Per la prima volta nella storia erano presenti tutte le 15 Sezioni toscane che si sono date appuntamento fin dalle prime ore del mattino di Lunedì 02 Aprile presso gli impianti sportivi messi a disposizione gentilmente dalle Società Montelupo e Santa Maria e dove, per tutta la mattina, si sono affrontate fra loro, battagliandosi sportivamente ed in assoluta serenità.

Nel girone 1 la Sezione di Valdarno ha avuto la meglio su Livorno. Pur arrivando a pari punti ed entrambe con un gol all’attivo e zero subiti, i valdarnesi hanno conquistato la semifinale grazie al miglior disciplinare. Dopo punti e differenza reti, infatti, il regolamento del torneo prevedeva di premiare la sezione arbitrale che si era vista sventolare meno cartellini.

Senza storia il girone 2 con Firenze, sospinta da bomber Duroni (capocannoniere del torneo con 4 reti), che ha vinto a punteggio pieno il proprio raggruppamento, caratterizzato da derby sentiti dal punto di vista campanilistico, ma molto corretto.
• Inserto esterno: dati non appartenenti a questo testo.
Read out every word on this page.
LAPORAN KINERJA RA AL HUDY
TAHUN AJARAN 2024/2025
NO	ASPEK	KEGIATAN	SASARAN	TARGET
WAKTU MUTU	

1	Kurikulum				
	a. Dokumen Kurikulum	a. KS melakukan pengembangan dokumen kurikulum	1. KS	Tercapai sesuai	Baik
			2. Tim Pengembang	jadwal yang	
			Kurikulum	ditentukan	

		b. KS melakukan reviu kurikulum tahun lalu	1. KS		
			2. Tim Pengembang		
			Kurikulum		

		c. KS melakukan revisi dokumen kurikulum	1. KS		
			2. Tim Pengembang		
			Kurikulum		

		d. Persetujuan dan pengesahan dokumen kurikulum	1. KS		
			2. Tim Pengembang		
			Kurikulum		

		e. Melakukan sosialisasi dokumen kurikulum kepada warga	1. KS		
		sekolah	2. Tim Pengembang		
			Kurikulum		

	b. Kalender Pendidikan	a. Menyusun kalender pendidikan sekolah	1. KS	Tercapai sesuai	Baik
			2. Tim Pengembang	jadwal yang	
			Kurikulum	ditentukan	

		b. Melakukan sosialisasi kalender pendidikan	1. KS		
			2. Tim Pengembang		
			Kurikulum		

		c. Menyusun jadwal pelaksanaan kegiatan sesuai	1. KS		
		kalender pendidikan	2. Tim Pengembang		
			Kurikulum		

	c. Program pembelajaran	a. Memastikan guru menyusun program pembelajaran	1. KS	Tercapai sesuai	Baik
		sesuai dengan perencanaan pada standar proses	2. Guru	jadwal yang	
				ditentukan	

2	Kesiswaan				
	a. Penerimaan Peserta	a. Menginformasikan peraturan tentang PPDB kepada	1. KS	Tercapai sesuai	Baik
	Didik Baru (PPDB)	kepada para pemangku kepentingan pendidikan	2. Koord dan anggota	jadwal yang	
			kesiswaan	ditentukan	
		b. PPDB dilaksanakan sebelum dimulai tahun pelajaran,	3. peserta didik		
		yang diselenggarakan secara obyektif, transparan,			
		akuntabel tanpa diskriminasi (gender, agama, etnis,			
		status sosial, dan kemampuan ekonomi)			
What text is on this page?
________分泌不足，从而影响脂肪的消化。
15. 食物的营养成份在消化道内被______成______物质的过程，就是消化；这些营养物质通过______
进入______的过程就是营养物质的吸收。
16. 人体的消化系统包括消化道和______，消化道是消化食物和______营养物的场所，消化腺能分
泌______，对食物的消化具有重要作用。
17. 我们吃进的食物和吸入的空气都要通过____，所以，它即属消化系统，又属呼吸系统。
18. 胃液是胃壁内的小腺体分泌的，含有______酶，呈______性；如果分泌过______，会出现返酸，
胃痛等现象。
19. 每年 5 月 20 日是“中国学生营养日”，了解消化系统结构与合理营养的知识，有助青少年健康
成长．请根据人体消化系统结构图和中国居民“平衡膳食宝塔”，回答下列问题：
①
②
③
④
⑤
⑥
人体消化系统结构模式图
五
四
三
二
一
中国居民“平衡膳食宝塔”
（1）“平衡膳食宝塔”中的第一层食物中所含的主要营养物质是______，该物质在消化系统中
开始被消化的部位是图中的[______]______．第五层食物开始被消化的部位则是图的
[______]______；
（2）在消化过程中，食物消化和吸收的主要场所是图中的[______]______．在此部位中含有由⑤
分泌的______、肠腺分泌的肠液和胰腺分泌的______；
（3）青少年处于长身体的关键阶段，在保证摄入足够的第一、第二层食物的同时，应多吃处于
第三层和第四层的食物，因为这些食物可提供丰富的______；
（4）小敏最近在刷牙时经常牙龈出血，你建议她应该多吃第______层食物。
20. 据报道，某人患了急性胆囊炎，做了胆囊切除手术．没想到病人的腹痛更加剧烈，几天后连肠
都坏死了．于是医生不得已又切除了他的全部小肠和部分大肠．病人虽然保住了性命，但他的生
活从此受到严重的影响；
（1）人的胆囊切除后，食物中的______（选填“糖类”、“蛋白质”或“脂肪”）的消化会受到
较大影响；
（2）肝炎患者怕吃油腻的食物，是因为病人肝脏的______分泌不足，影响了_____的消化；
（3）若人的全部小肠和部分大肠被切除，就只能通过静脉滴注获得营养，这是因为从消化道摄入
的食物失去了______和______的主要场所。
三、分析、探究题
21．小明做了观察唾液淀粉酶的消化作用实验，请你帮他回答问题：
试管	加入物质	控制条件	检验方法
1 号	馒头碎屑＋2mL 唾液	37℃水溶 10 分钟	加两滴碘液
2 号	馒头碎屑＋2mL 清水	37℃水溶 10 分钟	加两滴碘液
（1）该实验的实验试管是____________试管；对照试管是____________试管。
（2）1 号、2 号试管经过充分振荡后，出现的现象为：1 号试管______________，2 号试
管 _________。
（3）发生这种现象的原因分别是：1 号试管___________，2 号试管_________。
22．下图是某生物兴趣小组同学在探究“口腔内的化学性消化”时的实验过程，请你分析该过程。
Il girone 3, il triangolare del mare, ha visto il derby tra Piombino e Grosseto che si sono giocati l’accesso alla semifinale. L’hanno spuntata i piombinesi che si sono aggiudicati entrambe le sfide contro i maremmani e Carrara.

Dal girone 4, invece, è uscita la sezione vincitrice del torneo. Prato, infatti, ha chiuso a 7 punti davanti a Pontedera, Empoli e Pistoia. I lanieri hanno vinto il sentito derby contro Pistoia e poi hanno avuto la strada spianata verso la semifinale. La sezione empolese, dal canto suo, si è tolta la soddisfazione di fermare sul pareggio l’armata pratese, unica squadra a non uscire sconfitta dalle sfide con i campioni biancazzurri.

Per quanto riguarda le due semifinali, non c’è stata storia in quella di Santa Maria con Prato vincitrice per 3-0 sulla sezione di Piombino. A Montelupo, invece, la difesa di Valdarno ha retto l’urto contro Firenze portando la partita ai tiri di rigore. I cecchini valdarnesi hanno avuto la meglio sui fiorentini con un solo errore dagli undici metri contro i due degli avversari.

Dopo il pranzo che si è svolto nel sotto tribuna del “Carlo Castellani” di Empoli e durante il quale è stato raccolto un contributo volontario interamente devoluto all’A.I.R.C. (Associazione Italiana per la Ricerca sul Cancro), sul rettangolo verde è andata in scena la finalissima. La Società Filarmonica “Giuseppe Verdi” di San Miniato di Pisa ha suonato l’inno di Mameli con le squadre di Prato e Valdarno schierate a centrocampo. Dopo il minuto di raccoglimento in ricordo di Emanuele Aulisa, il direttore di gara Lorenzo Sani (Presidente della Sezione di Empoli), coadiuvato dagli assistenti Marco Broccolini ed Antonio Bianconi, ha dato il via ad una partita molto equilibrata. Prato è passata in vantaggio proprio allo scadere del primo tempo grazie alla rete del fantasista Marotta. Nella ripresa, Valdarno ha tentato di rendersi pericolosa in fase offensiva, ma un eurogol di Benedetti (destro a giro sul palo lungo che ha baciato la traversa ed è entrato in rete) ha chiuso definitivamente le ostilità.

Subito dopo il triplice fischio finale, davanti agli occhi dell’assessore allo Sport del Comune di Empoli, Fabrizio Biuzzi, e del Presidente del C.R.A. Toscana, Vittorio Bini, il fratello di Emanuele Aulisa, Emile, ha consegnato il Trofeo a Lucio Magherini, capitano della Sezione A.I.A. di Prato.

Con la speranza di aver fatto passare una piacevole giornata a tutti gli intervenuti e soprattutto ai familiari di Emanuele, il Presidente Lorenzo Sani ringrazia tutti coloro i quali si sono adoperati per la splendida riuscita della manifestazione, con l’augurio che tra due anni, per l’XIª edizione, l’entusiasmo e la voglia di fare siano la stessa, se non maggiore.